By Kippen de Alba Chu, HMA Liaison
Portland, OR - The “City of Roses” proved the ideal setting for what became the pivotal and most important meeting in the history of the Western Museums Association. Started in 1935 and formally established in the 1940s, WMA became the largest regional museum association in North America. However, the recession over the last couple of years took a heavy toll on the association’s finances. Things came to a head at the 2009 Annual Meeting in San Diego, when the WMA Board of Directors made the painful decision to lay off the remaining two staff members and convert to an all volunteer organization.  The fall of 2009 was a difficult chapter, as board members openly questioned the viability of continuing WMA and whether or not we would be able to celebrate the 75th Anniversary in Portland. Thanks in large part to the commitment and hard work of the WMA Executive Committee, the 2010 Annual Meeting that just concluded was a resounding success! Not only did WMA manage to survive a very difficult year, but it did so as part of a strategic shift that ultimately all regional museum associations face. Portland became a rallying cry for WMA, and the theme of  “75 Years: Reflecting on the Past, Envisioning the Future” became the mantra.
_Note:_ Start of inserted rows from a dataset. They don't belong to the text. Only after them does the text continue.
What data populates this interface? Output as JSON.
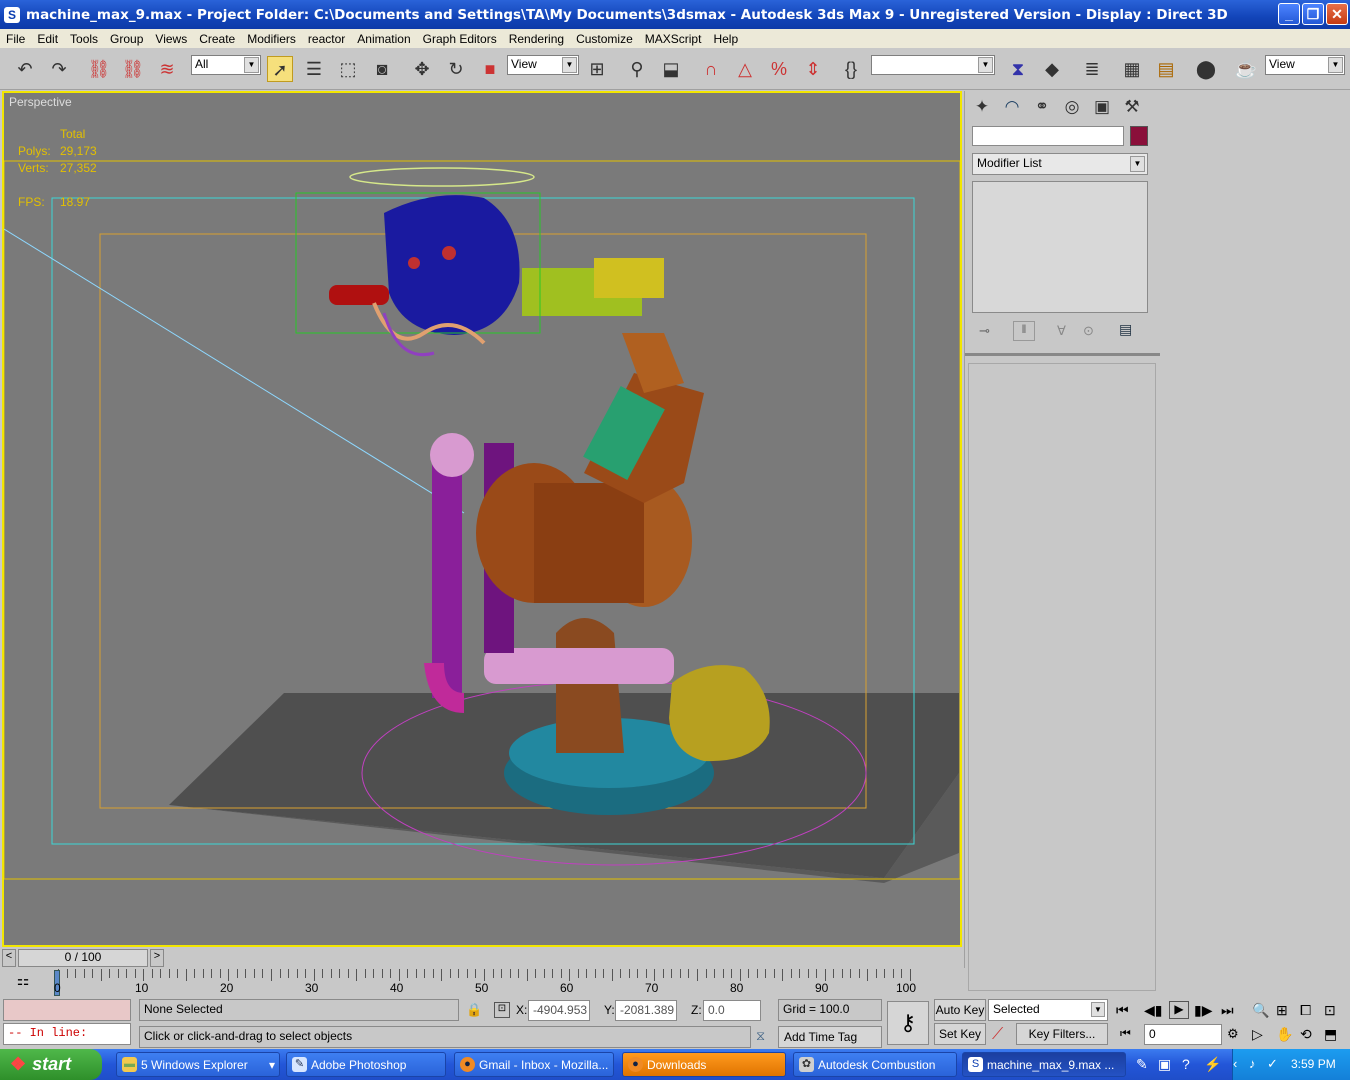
{
  "window": {
    "title": "machine_max_9.max     - Project Folder: C:\\Documents and Settings\\TA\\My Documents\\3dsmax     - Autodesk 3ds Max 9   - Unregistered Version      - Display : Direct 3D",
    "minimize_glyph": "_",
    "restore_glyph": "❐",
    "close_glyph": "✕"
  },
  "menu": [
    "File",
    "Edit",
    "Tools",
    "Group",
    "Views",
    "Create",
    "Modifiers",
    "reactor",
    "Animation",
    "Graph Editors",
    "Rendering",
    "Customize",
    "MAXScript",
    "Help"
  ],
  "toolbar": {
    "selection_filter": "All",
    "ref_coord": "View",
    "named_selection": "",
    "view_dropdown": "View"
  },
  "viewport": {
    "label": "Perspective",
    "stats_header": "Total",
    "polys_label": "Polys:",
    "polys_value": "29,173",
    "verts_label": "Verts:",
    "verts_value": "27,352",
    "fps_label": "FPS:",
    "fps_value": "18.97"
  },
  "command_panel": {
    "object_name": "",
    "modifier_list": "Modifier List"
  },
  "timeline": {
    "frame_display": "0 / 100",
    "current_frame": 0,
    "total_frames": 100,
    "ticks": [
      "0",
      "10",
      "20",
      "30",
      "40",
      "50",
      "60",
      "70",
      "80",
      "90",
      "100"
    ]
  },
  "status": {
    "in_line": "-- In line:",
    "selection": "None Selected",
    "prompt": "Click or click-and-drag to select objects",
    "x_label": "X:",
    "x_value": "-4904.953",
    "y_label": "Y:",
    "y_value": "-2081.389",
    "z_label": "Z:",
    "z_value": "0.0",
    "grid": "Grid = 100.0",
    "add_time_tag": "Add Time Tag",
    "auto_key": "Auto Key",
    "set_key": "Set Key",
    "key_mode": "Selected",
    "key_filters": "Key Filters...",
    "frame_field": "0"
  },
  "taskbar": {
    "start": "start",
    "items": [
      {
        "label": "5 Windows Explorer",
        "icon": "folder-icon",
        "color": "#f3c94e"
      },
      {
        "label": "Adobe Photoshop",
        "icon": "photoshop-icon",
        "color": "#d7e6ff"
      },
      {
        "label": "Gmail - Inbox - Mozilla...",
        "icon": "firefox-icon",
        "color": "#f08a24"
      },
      {
        "label": "Downloads",
        "icon": "firefox-icon",
        "color": "#f08a24"
      },
      {
        "label": "Autodesk Combustion",
        "icon": "combustion-icon",
        "color": "#cfcfcf"
      },
      {
        "label": "machine_max_9.max ...",
        "icon": "3dsmax-icon",
        "color": "#ffffff"
      }
    ],
    "clock": "3:59 PM"
  }
}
Thus, through the adversity of decimated travel budgets, museum mergers, closures, and layoffs, the 2010 Annual Meeting exceeded all expectations and provided WMA with a secure financial footing going in to next year’s meeting in Honolulu. So please mark your calendars for September 23 - 26, 2011 at the Hawai‘i Convention Center. Under an unprecedented partnership with co-hosts HMA and PIMA (Pacific Islands Museums Association), WMA will go beyond its regional boundaries to embrace arts, cultural, and historical organizations throughout the Asia-Pacific region. Globalization is real within the international museum communities. Standards and best practices, along with issues and challenges, show remarkable commonalities across national borders, yet we can all learn from innovative local solutions. O‘ahu will live up to its nickname as the “Gathering Place”and provide the venue for what we envision as the future of WMA in the 21st century.